Town in Rēzekne Municipality, Latvia

Viļāni (Welonen, Wielony) is a town in Rēzekne Municipality in the Latgale region of Latvia. The railway line Riga-Moscow, and the motor highway Riga-Moscow, and the road Preiļi-Balvi cross Viļāni. The Malta river flows through the town. The population in 2020 was 2,813.

==History==
The town was mentioned for the first time in 1495 with the name Wielona. In 1507, the largest estate of Latgale region became the property of de Overlak. In 1752, M. Riks, who was the ruler of Inflanty, bought the Viļāni estate. He was the first landlord who very positively influenced the development of the region. The monastery and the St. Michael church in the baroque style were built under his leadership. The monks of the Bernardine Order were housed in the monastery. Because of the revolt of the Poles in 1830, the monastery had a library with 463 church books in Latin and Polish.
The location on the trade road Riga-Rēzekne favoured the development of Viļāni. In 1839, the Viļāni estate became the property of Vincent Janovskis. At the beginning of the 1850s, Janovskis built a three-storied flax mill. There were only three such flax mills in Russian Empire at that time. In Viļāni there was the largest leather production factory in Russia. It supplied the tsarist army with belts, bags, footwear, saddles and leather accessories. In the estate, there were also several small factories, for example two limekilns, a brick factory, mills, breweries. In 1852, Viļāni was called a hamlet. There were 12 houses, the two-storied White tavern (once a horses' post station), and several shops and bakeries. In 1862, Viļāni received the official right of a hamlet.
In 1924, monks and priests B. Skrinda and B. Valpirts of the Marijani Congregation arrived to Viļāni. They revived the abbey, restored the monastery, adding the second floor to the building. In 1925, there were 4 schools in Viļāni. When Viļāni got the town right on February 25, 1928, it had a territory of 1.63 square kilometres and 65 trade enterprises. In the initial stage of Operation Barbarossa, on 2 July 1941, Viļāni was captured by troops of the German Army Group North. On 25 July 1941, the town was placed under the administration of the newly created Reichskommissariat Ostland. About a half of inhabitants of Viļāni was killed in World War II by the Nazis. The town was also destroyed. Viļāni was recaptured on 28 July 1944 by troops of the Soviet 2nd Baltic Front.

==Population==

By the data of Centrālās statistikas pārvalde in the beginning of 2019 there was 2850 citizens in the city.

==Structures==
The Viļāni Catholic church, the monastery building, both built in the 18th century, and the manor house of the Viļāni estate with the park are the most remarkable architectural monuments of the town. The complex of the monastery buildings with the inner yard, an excellent example of the monasteries of Bernardian Order, belongs to the most unusual architectural monuments of Latvia.

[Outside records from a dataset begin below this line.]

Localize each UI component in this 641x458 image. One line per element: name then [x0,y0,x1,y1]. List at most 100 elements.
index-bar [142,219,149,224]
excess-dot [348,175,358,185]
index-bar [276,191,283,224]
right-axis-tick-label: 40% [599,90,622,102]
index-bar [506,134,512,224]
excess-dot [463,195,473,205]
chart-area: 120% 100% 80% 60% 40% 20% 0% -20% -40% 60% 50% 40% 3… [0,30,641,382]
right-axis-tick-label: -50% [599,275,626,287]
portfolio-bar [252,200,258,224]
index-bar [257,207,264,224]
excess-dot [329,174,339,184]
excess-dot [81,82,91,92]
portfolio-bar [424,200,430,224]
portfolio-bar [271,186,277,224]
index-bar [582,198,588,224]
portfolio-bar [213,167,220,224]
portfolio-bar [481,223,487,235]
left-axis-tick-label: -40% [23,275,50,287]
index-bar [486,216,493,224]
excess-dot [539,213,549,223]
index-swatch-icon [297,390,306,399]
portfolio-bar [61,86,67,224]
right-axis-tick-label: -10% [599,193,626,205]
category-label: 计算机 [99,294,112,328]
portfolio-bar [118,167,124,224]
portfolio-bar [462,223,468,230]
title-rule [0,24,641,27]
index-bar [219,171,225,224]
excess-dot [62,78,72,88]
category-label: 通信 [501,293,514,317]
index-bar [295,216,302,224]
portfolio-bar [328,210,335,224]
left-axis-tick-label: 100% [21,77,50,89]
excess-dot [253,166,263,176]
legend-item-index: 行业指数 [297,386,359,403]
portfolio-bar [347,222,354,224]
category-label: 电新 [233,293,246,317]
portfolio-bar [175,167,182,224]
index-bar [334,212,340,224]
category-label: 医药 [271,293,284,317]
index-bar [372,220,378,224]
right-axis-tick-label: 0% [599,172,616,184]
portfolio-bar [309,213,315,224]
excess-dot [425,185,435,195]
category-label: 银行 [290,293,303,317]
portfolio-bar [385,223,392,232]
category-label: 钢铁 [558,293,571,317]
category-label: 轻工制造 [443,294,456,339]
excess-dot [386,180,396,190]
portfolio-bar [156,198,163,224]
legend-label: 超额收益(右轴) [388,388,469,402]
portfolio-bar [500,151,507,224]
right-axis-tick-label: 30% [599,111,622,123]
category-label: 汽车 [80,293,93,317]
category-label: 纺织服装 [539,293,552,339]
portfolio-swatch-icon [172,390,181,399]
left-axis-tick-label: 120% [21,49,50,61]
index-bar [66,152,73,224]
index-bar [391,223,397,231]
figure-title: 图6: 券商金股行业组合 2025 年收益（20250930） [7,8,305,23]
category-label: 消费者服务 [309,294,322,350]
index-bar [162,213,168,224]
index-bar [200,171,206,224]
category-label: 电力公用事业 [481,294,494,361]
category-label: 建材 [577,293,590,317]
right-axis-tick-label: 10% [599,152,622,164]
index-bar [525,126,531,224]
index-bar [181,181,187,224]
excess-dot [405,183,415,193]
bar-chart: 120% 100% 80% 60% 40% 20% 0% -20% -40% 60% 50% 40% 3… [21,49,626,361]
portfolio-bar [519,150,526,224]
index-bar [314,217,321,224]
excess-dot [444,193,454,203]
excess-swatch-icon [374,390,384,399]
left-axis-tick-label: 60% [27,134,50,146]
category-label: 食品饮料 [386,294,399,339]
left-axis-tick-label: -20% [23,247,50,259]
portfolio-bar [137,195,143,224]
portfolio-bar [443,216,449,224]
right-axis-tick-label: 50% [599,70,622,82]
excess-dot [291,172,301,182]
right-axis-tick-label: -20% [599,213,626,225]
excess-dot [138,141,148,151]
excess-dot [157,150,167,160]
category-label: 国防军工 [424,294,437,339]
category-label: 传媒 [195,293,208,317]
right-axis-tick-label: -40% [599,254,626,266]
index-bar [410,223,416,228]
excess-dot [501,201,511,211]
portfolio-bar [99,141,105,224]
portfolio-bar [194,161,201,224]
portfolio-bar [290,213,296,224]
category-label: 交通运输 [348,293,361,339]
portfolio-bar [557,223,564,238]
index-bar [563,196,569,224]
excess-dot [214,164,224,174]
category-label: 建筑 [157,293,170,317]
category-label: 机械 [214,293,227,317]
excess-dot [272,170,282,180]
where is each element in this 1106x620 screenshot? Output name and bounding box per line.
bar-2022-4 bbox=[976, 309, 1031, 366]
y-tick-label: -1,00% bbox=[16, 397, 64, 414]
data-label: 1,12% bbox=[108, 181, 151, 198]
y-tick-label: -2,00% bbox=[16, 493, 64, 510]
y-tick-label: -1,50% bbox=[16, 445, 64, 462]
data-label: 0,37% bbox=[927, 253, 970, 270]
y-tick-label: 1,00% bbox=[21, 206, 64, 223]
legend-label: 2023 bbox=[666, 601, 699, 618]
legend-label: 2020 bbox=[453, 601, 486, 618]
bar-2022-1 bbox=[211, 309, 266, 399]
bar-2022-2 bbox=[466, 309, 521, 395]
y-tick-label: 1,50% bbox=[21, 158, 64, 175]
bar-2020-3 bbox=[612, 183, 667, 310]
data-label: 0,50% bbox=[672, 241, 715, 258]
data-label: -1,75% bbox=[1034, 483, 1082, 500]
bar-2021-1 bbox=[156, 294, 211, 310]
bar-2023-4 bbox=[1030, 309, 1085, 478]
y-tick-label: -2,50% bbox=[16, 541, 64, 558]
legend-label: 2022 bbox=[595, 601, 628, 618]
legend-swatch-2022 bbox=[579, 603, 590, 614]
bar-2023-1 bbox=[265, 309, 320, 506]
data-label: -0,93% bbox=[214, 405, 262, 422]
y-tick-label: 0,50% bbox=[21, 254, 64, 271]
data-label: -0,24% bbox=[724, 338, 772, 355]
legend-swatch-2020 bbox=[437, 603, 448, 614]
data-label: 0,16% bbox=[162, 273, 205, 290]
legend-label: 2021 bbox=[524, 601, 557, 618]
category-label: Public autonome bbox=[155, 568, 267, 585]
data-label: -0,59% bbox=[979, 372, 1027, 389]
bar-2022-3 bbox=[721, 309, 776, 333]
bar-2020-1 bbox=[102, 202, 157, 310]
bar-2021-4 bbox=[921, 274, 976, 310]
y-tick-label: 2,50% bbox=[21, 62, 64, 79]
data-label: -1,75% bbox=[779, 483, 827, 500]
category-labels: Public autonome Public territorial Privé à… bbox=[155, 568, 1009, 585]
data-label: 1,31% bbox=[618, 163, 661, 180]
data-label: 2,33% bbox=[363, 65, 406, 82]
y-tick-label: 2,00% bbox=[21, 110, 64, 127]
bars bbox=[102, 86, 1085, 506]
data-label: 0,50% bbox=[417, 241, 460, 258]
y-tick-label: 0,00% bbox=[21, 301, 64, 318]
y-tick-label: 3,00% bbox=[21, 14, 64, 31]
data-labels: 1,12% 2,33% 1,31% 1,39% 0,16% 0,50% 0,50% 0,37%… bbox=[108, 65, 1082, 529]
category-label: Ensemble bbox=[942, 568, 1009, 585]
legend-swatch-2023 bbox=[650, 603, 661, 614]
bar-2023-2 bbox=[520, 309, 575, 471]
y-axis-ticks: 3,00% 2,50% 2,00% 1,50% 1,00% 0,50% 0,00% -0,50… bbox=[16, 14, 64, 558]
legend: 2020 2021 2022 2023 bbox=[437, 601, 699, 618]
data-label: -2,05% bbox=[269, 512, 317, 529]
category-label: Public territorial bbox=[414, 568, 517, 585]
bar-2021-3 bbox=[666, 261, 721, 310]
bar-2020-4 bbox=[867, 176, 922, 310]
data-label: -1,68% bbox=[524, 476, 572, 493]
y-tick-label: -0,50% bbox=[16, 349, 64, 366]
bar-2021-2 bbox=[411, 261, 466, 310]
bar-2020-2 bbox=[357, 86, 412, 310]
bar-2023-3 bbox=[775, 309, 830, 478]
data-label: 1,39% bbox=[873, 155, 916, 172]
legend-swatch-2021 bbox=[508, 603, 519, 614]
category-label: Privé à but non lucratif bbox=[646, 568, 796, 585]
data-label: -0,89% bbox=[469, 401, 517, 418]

The Viļāni railway station is also an architecture monument that is worth seeing. The interior of this building in neo-eclectic traditions is well preserved.

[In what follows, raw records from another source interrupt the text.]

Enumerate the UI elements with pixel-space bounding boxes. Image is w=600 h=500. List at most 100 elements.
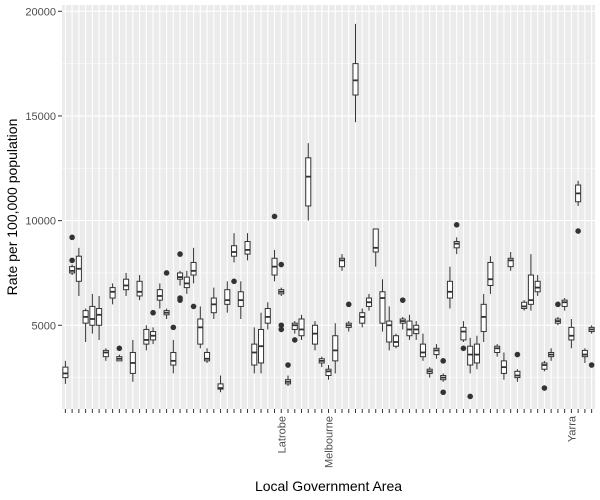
- box-body: [406, 320, 413, 337]
- box-outlier: [231, 278, 237, 285]
- box-body: [109, 287, 116, 299]
- box-outlier: [170, 324, 177, 331]
- x-tick-label: Yarra: [566, 415, 578, 442]
- box-outlier: [467, 393, 473, 400]
- box-group: [271, 213, 278, 282]
- box-group: [548, 348, 555, 361]
- y-axis-title: Rate per 100,000 population: [4, 119, 20, 296]
- box-outlier: [285, 362, 291, 368]
- box-group: [278, 261, 285, 333]
- box-outlier: [588, 362, 595, 368]
- box-group: [210, 287, 217, 319]
- box-group: [305, 143, 312, 221]
- box-body: [102, 349, 109, 358]
- box-body: [521, 301, 528, 310]
- box-body: [305, 157, 312, 207]
- box-group: [129, 339, 136, 382]
- box-group: [338, 254, 346, 271]
- box-body: [446, 280, 453, 299]
- box-body: [217, 383, 224, 390]
- grid-lines: [62, 5, 595, 409]
- box-body: [460, 326, 467, 341]
- box-group: [541, 360, 548, 391]
- box-group: [379, 279, 386, 332]
- box-group: [231, 233, 238, 285]
- box-outlier: [177, 251, 183, 257]
- box-group: [163, 270, 170, 319]
- box-group: [123, 272, 130, 296]
- box-group: [224, 281, 231, 313]
- box-group: [332, 323, 339, 374]
- box-body: [527, 274, 534, 305]
- box-group: [82, 308, 89, 343]
- box-body: [372, 228, 379, 253]
- box-group: [291, 321, 298, 343]
- box-group: [96, 295, 103, 340]
- box-body: [392, 335, 399, 347]
- box-outlier: [69, 234, 75, 241]
- box-body: [311, 324, 319, 345]
- box-group: [150, 309, 157, 345]
- box-outlier: [278, 326, 285, 333]
- box-body: [156, 289, 163, 301]
- box-group: [244, 233, 251, 261]
- box-group: [311, 321, 319, 351]
- box-outlier: [150, 309, 156, 316]
- box-outlier: [69, 257, 75, 264]
- box-group: [372, 228, 379, 267]
- box-body: [143, 328, 150, 345]
- box-group: [426, 367, 433, 378]
- y-tick-label: 5000: [32, 320, 56, 332]
- y-axis: 5000 10000 15000 20000: [25, 6, 62, 332]
- box-group: [534, 275, 541, 296]
- box-group: [170, 324, 177, 374]
- box-body: [338, 257, 346, 268]
- box-body: [467, 345, 474, 366]
- box-body: [568, 326, 575, 341]
- box-body: [473, 343, 480, 364]
- x-tick-label: Melbourne: [324, 416, 336, 468]
- box-outlier: [555, 301, 561, 308]
- box-group: [521, 300, 528, 311]
- box-body: [291, 322, 298, 330]
- box-group: [473, 335, 480, 370]
- box-group: [217, 375, 224, 393]
- box-outlier: [575, 228, 581, 234]
- box-body: [204, 351, 211, 362]
- box-group: [392, 333, 399, 349]
- box-outlier: [116, 345, 123, 352]
- box-body: [237, 291, 244, 307]
- box-group: [177, 251, 184, 303]
- box-outlier: [163, 270, 170, 276]
- box-group: [183, 270, 190, 294]
- box-body: [379, 291, 386, 324]
- box-body: [332, 335, 339, 362]
- box-group: [136, 275, 143, 301]
- box-group: [116, 345, 123, 362]
- box-group: [581, 348, 588, 363]
- box-group: [399, 297, 406, 330]
- box-outlier: [440, 358, 446, 364]
- box-body: [581, 349, 588, 358]
- box-body: [183, 276, 190, 289]
- box-group: [460, 321, 467, 352]
- box-body: [433, 347, 440, 356]
- box-group: [588, 325, 595, 368]
- box-group: [62, 360, 69, 384]
- box-group: [345, 301, 352, 332]
- box-outlier: [399, 297, 406, 303]
- box-body: [494, 345, 501, 353]
- box-group: [237, 281, 244, 319]
- box-group: [75, 247, 82, 296]
- box-body: [514, 370, 521, 379]
- box-body: [386, 320, 393, 343]
- box-body: [177, 272, 184, 280]
- box-group: [507, 252, 514, 271]
- box-body: [352, 63, 359, 96]
- box-group: [440, 358, 447, 396]
- box-group: [258, 312, 265, 374]
- y-tick-label: 15000: [25, 111, 56, 123]
- box-outlier: [460, 345, 467, 352]
- box-group: [69, 234, 76, 276]
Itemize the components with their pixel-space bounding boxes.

The Lakstīgalu sala ('island of nightingales') with an open-air stage, located not far from the Viļāni estate, is a favourite recreation place of the inhabitants of Viļāni.
The Viļāni museum tells about the history of Viļāni from the ancient times to nowadays. Approximately 100 animals, which are living in the forests of Latgale region, are exhibited in the Viļāni forest museum.

The memorial plaque for the victims of totalitarian regime was unveiled in 1995, the memorial plaque of the liberators of Viļāni on January 11, 1920, and the memorial cross of the national fighters against the Soviet regime in 1999.

==Economy==
There are 58 enterprises, including 8 branch offices, now in Viļāni. The woodworking enterprise, the charcoal producing enterprise and the printing house “Katoļu dzeive” are the largest of those. The local television was established in 1992. The Viļāni hydroelectric power station, built in 1950 and renewed in 1994, is the first renewed private hydroelectric power station in Latvia.